Much credit also goes to the great team of people working here too, of course; the women and men who planned and planted, tended and irrigated, and are now harvesting and packing these bumper crops.  Because we so often lose 20-30% of any given planting to disease, we generally hire enough people to harvest only 80% of what we plan to plant in a given year.  But if there is no disease and everything is marketable… we have a formula for overtime, lots and lots of overtime.   Yes this begins with the field crews who are out 50-60 hours week after week in the baking sun, picking more melons.   But it also includes the people who work in the warehouse and shop and front office, creating and processing all the added wholesale business.  

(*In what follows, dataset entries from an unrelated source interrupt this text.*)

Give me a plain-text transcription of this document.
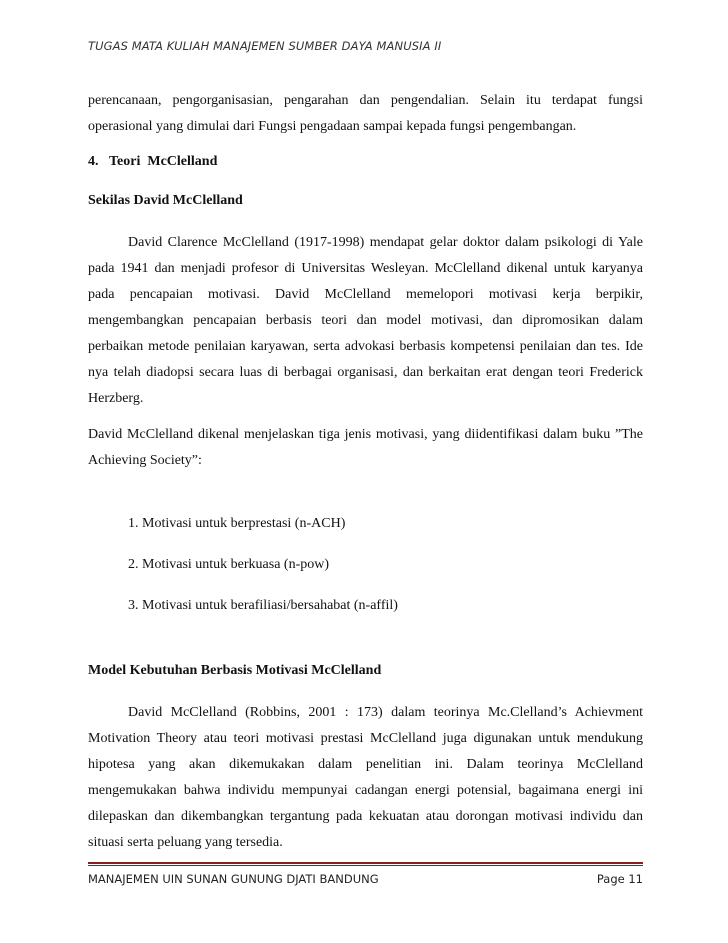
TUGAS MATA KULIAH MANAJEMEN SUMBER DAYA MANUSIA II
perencanaan, pengorganisasian, pengarahan dan pengendalian. Selain itu terdapat fungsi
operasional yang dimulai dari Fungsi pengadaan sampai kepada fungsi pengembangan.
4. Teori  McClelland
Sekilas David McClelland
David Clarence McClelland (1917-1998) mendapat gelar doktor dalam psikologi di Yale
pada 1941 dan menjadi profesor di Universitas Wesleyan. McClelland dikenal untuk karyanya
pada pencapaian motivasi. David McClelland memelopori motivasi kerja berpikir,
mengembangkan pencapaian berbasis teori dan model motivasi, dan dipromosikan dalam
perbaikan metode penilaian karyawan, serta advokasi berbasis kompetensi penilaian dan tes. Ide
nya telah diadopsi secara luas di berbagai organisasi, dan berkaitan erat dengan teori Frederick
Herzberg.
David McClelland dikenal menjelaskan tiga jenis motivasi, yang diidentifikasi dalam buku ”The
Achieving Society”:
1. Motivasi untuk berprestasi (n-ACH)
2. Motivasi untuk berkuasa (n-pow)
3. Motivasi untuk berafiliasi/bersahabat (n-affil)
Model Kebutuhan Berbasis Motivasi McClelland
David McClelland (Robbins, 2001 : 173) dalam teorinya Mc.Clelland’s Achievment
Motivation Theory atau teori motivasi prestasi McClelland juga digunakan untuk mendukung
hipotesa yang akan dikemukakan dalam penelitian ini. Dalam teorinya McClelland
mengemukakan bahwa individu mempunyai cadangan energi potensial, bagaimana energi ini
dilepaskan dan dikembangkan tergantung pada kekuatan atau dorongan motivasi individu dan
situasi serta peluang yang tersedia.
MANAJEMEN UIN SUNAN GUNUNG DJATI BANDUNG	Page 11
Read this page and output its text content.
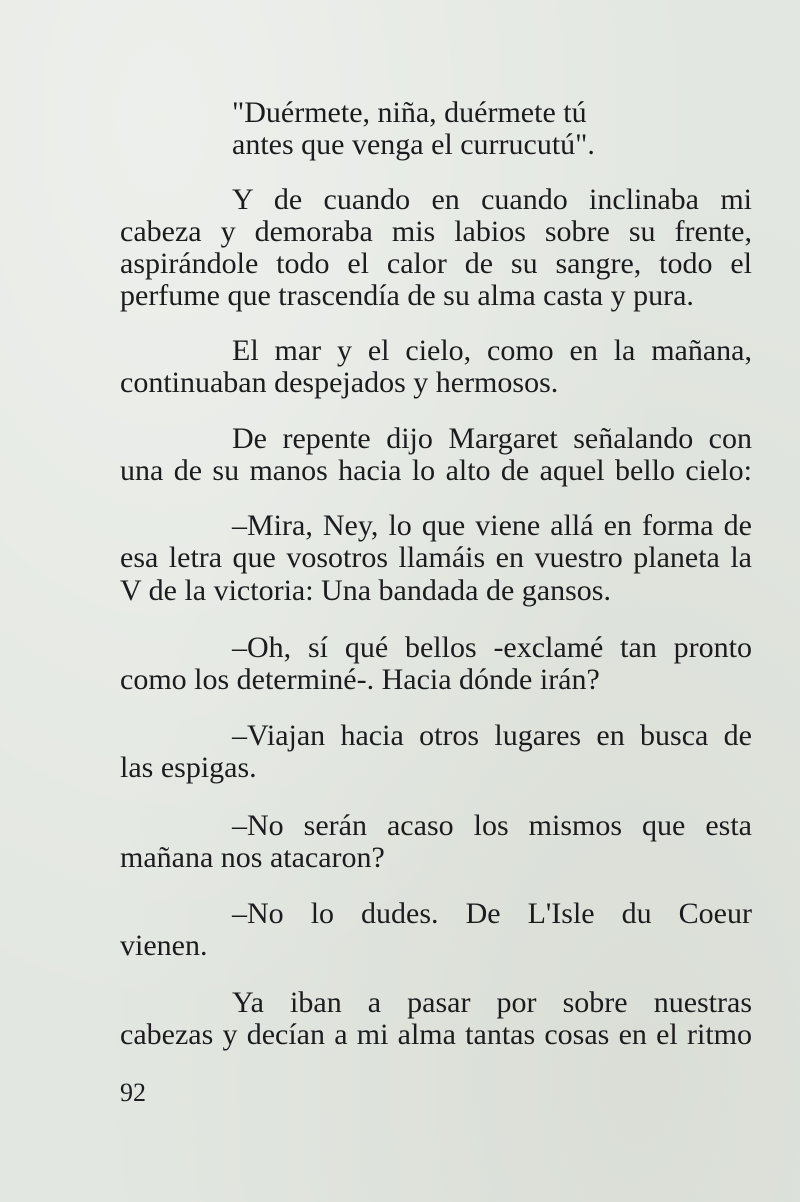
"Duérmete, niña, duérmete tú

antes que venga el currucutú".

Y de cuando en cuando inclinaba mi

cabeza y demoraba mis labios sobre su frente,

aspirándole todo el calor de su sangre, todo el

perfume que trascendía de su alma casta y pura.

El mar y el cielo, como en la mañana,

continuaban despejados y hermosos.

De repente dijo Margaret señalando con

una de su manos hacia lo alto de aquel bello cielo:

–Mira, Ney, lo que viene allá en forma de

esa letra que vosotros llamáis en vuestro planeta la

V de la victoria: Una bandada de gansos.

–Oh, sí qué bellos -exclamé tan pronto

como los determiné-. Hacia dónde irán?

–Viajan hacia otros lugares en busca de

las espigas.

–No serán acaso los mismos que esta

mañana nos atacaron?

–No lo dudes. De L'Isle du Coeur

vienen.

Ya iban a pasar por sobre nuestras

cabezas y decían a mi alma tantas cosas en el ritmo

92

Everyone here has been working extra extra long hours to make this great season possible.  I for one am awed and humbled by this devoted service, and grateful beyond words.   And all this during a global pandemic, in which the need for quality food has never been greater!!  As frontline workers who don’t have the ability to work from home, farmworkers everywhere deserve our thanks now like never before.

The flip side of the great growing season that I started to write about in July- the social and environmental chaos that are front-of-mind for so many of us in 2020 in particular- this reality is only more self evident since mid summer (I had a long conversation last weekend with a good friend who grows vegetables in northern CA, and who escaped a Paradise type firestorm by what he described as the grace of God).  

What it really means for me and for Featherstone Farm to have such a great growing season even as the outside world appears to be unravelling;  this writing remains to be done.   But it will have to wait until the last of the carrots and cabbage are safely in bins and in storage.   There are long hours of very heavy lifting, before this once-in-a-lifetime growing season is over.

Meanwhile, all I can say is thanks to all of you, particularly those of you who stuck with us through the lean, wet years of 2016-18.   I hope you have enjoyed the bounty of a bumper crop season like this one as much as I have.  And I hope that we can count on your ongoing membership and support in the future, whatever that holds!